Juan Carlos, vieil éléphant harcelé

4/17/2012, 12:38:57 AM dans Espagne

De son lit d'hôpital madrilène, le roi d'Espagne doit penser qu'il y a des semaines où on ferait mieux de se casser la hanche que d'attraper la scarlatine... Quoique, tiens. Après son safari africain écourté pour les raisons que l'on connaît, alors que Jaime Marichalar a déclaré n'être pour rien dans l'accident de chasse de son fils princier (revoir l'épisode), voici que l'ex-associé du vilain gendre, Iñaki Urdangarín, affirme que le roi était au courant de leurs affaires - de corruption, pour mémoire - et qu'il a aidé à capter certains marchés. Nouveau cyclone médiatique et sociétal en perspective.

Une bonne partie de la société vitupère contre la chasse à l'éléphant du monarque - pour différents motifs: la protection des espèces menacées, le moment mal choisi pour jeter l'argent par les fenêtres des jeeps botswaniennes alors que le gouvernement demande de nouveaux sacrifices à la population, le fait que le gouvernement ignorait où était le roi, imaginez qu'il ait été pris en otage comme un vulgaire plébéien! La presse nationale se déchaîne - pour mettre en cause le fonctionnement de la monarchie ou pour attaquer ceux qui mettent en cause le fonctionnement de la monarchie, la presse internationale s'en fait l'écho. WWF Espagne, dont Juan Carlos est - était - président d'honneur, déplore le préjudice que cela représente pour sa notoriété - pensez, les donateurs pourraient s'enfuir. Au cours des manifestations de dimanche contre les coupes budgétaires supplémentaires dans la santé et l'éducation on a entendu le slogan "los currantes no cazan elefantes", les travailleurs ne chassent pas l'éléphant.

La Maison Royale a fait savoir que le roi, au cours de sa convalescence, lisait la presse et regardait la télévision, "et qu'il était bon qu'il le fasse". Histoire de se tenir informé de l'opinion du petit peuple? La reine n'a pas écourté son voyage en Grèce et sa visite à l'hôpital, à son retour, a duré quinze minutes montre en main. Un peu lasse des aventures de son royal époux?

Cet incident est l'occasion de rappeler toutes les lacunes du droit espagnol quant à la monarchie: rien dans la Constitution sur un roi qui serait indisponible mais pas empêché. Rien sur le rôle de l'héritier. Par extension - tant qu'on y est, prix de gros - rien sur ce qui doit se passer en cas de naissance de royaux jumeaux (quoique, là-dessus, un bon masque de fer et hop). La Constitution n'envisage pas non plus l'abdication du roi. Bref, il manque plein de choses dans cette constitution - qui au passage comporte toujours la priorité de l'héritier mâle sur l'héritière, même si elle est son aînée - mais la Maison Royale préfère créer des usages que les faire entrer dans le droit. A ceci près qu'une monarchie parlementaire, au XXIè siècle et en plein crise, a peut-être intérêt à se tenir un peu à carreau si elle veut assurer son avenir.

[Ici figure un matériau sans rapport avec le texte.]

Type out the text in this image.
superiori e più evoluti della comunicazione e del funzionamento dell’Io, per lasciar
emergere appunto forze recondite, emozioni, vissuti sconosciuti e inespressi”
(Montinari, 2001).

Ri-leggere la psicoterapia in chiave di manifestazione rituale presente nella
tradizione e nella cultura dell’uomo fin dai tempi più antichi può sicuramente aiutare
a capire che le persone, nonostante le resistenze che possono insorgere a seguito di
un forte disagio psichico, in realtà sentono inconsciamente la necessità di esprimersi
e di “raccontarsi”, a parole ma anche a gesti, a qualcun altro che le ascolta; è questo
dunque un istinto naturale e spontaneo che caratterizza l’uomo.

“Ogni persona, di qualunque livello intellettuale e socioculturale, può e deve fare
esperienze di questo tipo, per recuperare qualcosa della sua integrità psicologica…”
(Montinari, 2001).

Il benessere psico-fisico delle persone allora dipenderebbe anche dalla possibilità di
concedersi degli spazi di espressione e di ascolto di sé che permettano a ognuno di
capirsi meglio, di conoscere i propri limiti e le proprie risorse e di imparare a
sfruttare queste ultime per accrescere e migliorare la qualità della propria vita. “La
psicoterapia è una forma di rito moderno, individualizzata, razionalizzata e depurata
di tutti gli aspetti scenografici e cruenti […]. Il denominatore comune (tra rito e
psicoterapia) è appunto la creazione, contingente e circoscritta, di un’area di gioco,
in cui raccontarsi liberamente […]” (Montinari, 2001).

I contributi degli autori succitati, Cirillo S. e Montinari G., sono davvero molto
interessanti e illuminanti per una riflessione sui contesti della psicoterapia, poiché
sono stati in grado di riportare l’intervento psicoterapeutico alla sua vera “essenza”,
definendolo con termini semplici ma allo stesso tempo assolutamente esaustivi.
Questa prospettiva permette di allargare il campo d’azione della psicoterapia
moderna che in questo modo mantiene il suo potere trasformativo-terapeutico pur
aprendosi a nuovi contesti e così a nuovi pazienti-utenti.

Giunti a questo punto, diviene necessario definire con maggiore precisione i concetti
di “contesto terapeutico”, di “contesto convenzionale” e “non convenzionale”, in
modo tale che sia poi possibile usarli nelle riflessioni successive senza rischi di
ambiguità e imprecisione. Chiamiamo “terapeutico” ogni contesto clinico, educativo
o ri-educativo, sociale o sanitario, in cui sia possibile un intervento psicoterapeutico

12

Et c'est en plein milieu de ce maëlstrom que l'on apprend que le souverain n'est pas intervenu dans les affaires de son gendre, Iñaki Urdangarín, uniquement pour lui dire de tout arrêter. Dans des courriels de 2007 adressés par ledit gendre à son associé, il lui indique que le roi fera jouer ses relations et son entregent pour les aider dans un projet d'amis lié à la 33ème Coupe de l'América. Chacun connaît la grande passion de Juan Carlos pour la voile, juste derrière sa passion pour les safaris.

D'ici à ce que l'on ressorte les royales casseroles - il y en a une belle batterie mais une armée de petit personnel s'active à les maintenir fermement pour éviter qu'elles ne tintent - concernant notamment les "placements malheureux" du roi dans des affaires d'amis... Après tout, le prince Felipe est plus que prêt pour le job, et même l'empereur Charles Quint (Charles Ier d'Espagne) avait abdiqué pour aller lire des romans de chevalerie à l'Escorial. C'est toujours mieux que de finir au cimetière des éléphants.